Like other expatriate communities, the Filipino diaspora has suffered significantly from maltreatment under the Saudi kafala (sponsorship) system, as well as existing labor and religious regulations.34  In early 2011, following a series of disputes with other countries concerning workers' rights in the Kingdom (mostly following the hospitalization of the Indonesian maid Sumiati Salan Mustapa who had been tortured by her employers)35 and more specifically with regard to set wages, the Saudi authorities stopped processing, verifying, or authenticating applications from the Philippines.36 Unlike its negotiations with other states, however, the Saudis quickly reached a compromise agreement with the Philippines on minimum wages which saw the re-admission of Filipino workers to the Kingdom (it should be noted that the Filipino side had to drop many of its initial demands - a point confirming the leverage Saudi Arabia wield s vis-a-vis the Philippines).37 This was succeeded by expanded talks in 2012 and 2013 resulting in an agreement on 'Domestic Workers Recruitment' and another on 'Standard Domestic Worker Employment Contract', both of which were aimed at ending workers' exploitation through the regulation of recruitment channels and costs, granting the right to legal recourse during contractual disputes, and creating an official 'joint committee' entrusted with maintaining an open channel on labor issues within Saudi Arabia.38 There is, it should be added briefly, a small expatriate Saudi community in the Philippines, made up largely of students (about 160-200), many of whom are pursuing studies in medicine, dentistry, engineering, civil aviation, and business management, among others, although they are not served yet by a cultural attaché office.39 This situation complicates their studies as many of their universities are not recognized by the Saudi Mi nistry of Higher Education.

(II) Mindanao Peace Process

Saudi Arabia has played a relatively 'soft' but nonetheless important role in backing the peace process in Mindanao.40 It has been consistent in backing OIC mediation efforts starting from the mid-1970s through the conclusion of the 1996 peace agreement between the MNLF and the Philippines government (which also included supporting Manila's quest to attain observer status in the OIC).41 It has also backed talks between the Moro Islamic Liberation Front (MILF) and the Philippines government, most notably by joining the 'International Contact Group' (ICG) which was formed in 2009 during a formal meeting between the rebels and Philippine authorities in Kuala Lumpur to resolve the conflict.
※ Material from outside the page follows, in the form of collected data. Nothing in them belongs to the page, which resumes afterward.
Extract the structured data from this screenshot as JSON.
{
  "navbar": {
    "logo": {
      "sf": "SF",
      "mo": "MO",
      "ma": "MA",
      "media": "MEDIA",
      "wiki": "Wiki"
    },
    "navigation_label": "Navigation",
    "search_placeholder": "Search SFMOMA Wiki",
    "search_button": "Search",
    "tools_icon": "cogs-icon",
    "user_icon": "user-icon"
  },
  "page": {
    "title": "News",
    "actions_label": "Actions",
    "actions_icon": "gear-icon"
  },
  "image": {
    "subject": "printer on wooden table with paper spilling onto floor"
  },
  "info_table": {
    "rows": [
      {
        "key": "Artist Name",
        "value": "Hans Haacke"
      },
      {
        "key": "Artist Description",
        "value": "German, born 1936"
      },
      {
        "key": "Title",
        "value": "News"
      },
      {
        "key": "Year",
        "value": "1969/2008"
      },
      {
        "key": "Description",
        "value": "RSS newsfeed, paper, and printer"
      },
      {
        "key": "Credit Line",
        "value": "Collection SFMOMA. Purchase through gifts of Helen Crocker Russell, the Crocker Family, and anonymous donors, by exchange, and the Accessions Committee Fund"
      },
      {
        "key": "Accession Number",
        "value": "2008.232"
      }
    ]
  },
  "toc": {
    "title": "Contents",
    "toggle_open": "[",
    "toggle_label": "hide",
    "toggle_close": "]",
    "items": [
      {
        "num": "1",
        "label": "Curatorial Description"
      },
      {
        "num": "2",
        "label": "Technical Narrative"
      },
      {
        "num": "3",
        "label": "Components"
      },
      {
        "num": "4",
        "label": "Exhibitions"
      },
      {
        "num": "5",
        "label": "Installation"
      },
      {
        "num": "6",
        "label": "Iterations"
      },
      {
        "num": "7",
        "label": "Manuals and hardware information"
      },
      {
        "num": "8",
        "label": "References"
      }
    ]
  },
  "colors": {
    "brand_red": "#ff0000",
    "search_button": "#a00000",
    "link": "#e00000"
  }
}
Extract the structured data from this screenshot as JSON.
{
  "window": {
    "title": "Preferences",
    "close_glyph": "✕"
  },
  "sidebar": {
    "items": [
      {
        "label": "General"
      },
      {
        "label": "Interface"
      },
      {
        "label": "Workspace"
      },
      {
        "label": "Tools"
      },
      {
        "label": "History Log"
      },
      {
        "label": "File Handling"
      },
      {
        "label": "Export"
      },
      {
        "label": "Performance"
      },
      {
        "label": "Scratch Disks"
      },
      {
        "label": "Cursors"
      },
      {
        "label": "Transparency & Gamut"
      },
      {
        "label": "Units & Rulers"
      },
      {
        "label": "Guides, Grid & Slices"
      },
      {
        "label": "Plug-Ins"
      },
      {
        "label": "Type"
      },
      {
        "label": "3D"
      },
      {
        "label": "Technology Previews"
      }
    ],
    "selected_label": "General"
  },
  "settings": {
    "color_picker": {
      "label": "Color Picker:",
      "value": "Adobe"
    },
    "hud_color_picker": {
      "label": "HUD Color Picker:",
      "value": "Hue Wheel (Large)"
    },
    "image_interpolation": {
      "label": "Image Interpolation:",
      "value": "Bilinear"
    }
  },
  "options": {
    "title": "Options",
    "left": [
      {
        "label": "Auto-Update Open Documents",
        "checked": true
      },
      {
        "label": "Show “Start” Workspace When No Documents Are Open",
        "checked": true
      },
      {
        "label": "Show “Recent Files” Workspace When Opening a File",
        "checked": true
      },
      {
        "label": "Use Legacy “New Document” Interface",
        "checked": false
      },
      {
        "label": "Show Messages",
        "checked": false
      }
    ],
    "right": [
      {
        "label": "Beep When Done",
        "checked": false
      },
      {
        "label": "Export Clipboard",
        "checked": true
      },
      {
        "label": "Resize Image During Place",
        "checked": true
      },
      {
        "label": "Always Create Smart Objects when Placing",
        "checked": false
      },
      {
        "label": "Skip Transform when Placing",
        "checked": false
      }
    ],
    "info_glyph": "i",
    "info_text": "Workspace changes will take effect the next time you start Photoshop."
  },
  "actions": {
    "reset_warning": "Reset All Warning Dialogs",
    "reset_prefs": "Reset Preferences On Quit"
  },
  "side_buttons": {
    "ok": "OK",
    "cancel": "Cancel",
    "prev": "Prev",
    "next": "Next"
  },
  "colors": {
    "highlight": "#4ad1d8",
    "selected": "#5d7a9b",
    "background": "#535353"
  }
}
The ICG, which includes in its membership such countries as Japan, Turkey and the United Kingdom, as well as a number of NGOs, has sought to ensure compliance of the various parties to, and implementati on of past agreements.42 Additionally, the Kingdom has sought to channel investments to Mindanao so as to further solidify the peace process with real economic incentives, including major development loans for various infrastructure projects (providing $20 million as part of a general commitment totalling $100 million), financial assistance for humanitarian agencies working on the ground, and donations for disaster relief.43

In a more general sense, these efforts can also be subsumed under Saudi Arabia's general objectives of supporting Muslim communities abroad, of which, for instance, Crown Prince Salman's donation of $20 million to the Faculty of Islamic Studies in the University of the Philippines in Manila is worth taking note of.44 While altogether exerting a positive influence in promoting peace in Mindanao, it should be pointed out that the Kingdom must contend with the fact that, throughout the 1990s and 2000s, Saudi nationals (as well as charities) have been involved in funding such militant organizations as the notorious Abu Sayyaf group, among others, complicating efforts towards finding a sustainable resolution to the conflict and, more problematically, empowering elements sympathetic neither to Manila or Riyadh.45

There is much potential in strengthening and deepening Saudi-Filipino relations. The Philippines is a newly industrializing economy with considerable manpower constituting both an important consumer base in its own right, guaranteeing long-term demand for Saudi energy, and a source of much needed labor for the Saudi economy itself (as has been the case for the past three decades.) Ensuring a good relationship with Manila - along with many other ASEAN capitals - will require not only relying on the traditional economic complementarity that has existed, but also tapping into the emergent investment opportunities in the Philippines. Encouraging greater economic engagement should be of interest to all parties. Moreover, expanding upon the existing rights regime for Filipino workers living in the Kingdom - as well as that of other workers - should be a priority for Saudi officials, not only because it constitutes an important human rights conce rn but also because it continues to exercise a negative influence in shaping perceptions about Saudi Arabia in a number of Southeast and South Asian countries. The possibility of expanding the potential security and strategic dimensions of the relationship should be explored, given not only the commonality of threats faced by Manila and Riyadh and their own experiences in dealing with home grown insurgencies, but also by virtue of the religious and cultural links binding the Philippines' Muslim minority with Saudi Arabia.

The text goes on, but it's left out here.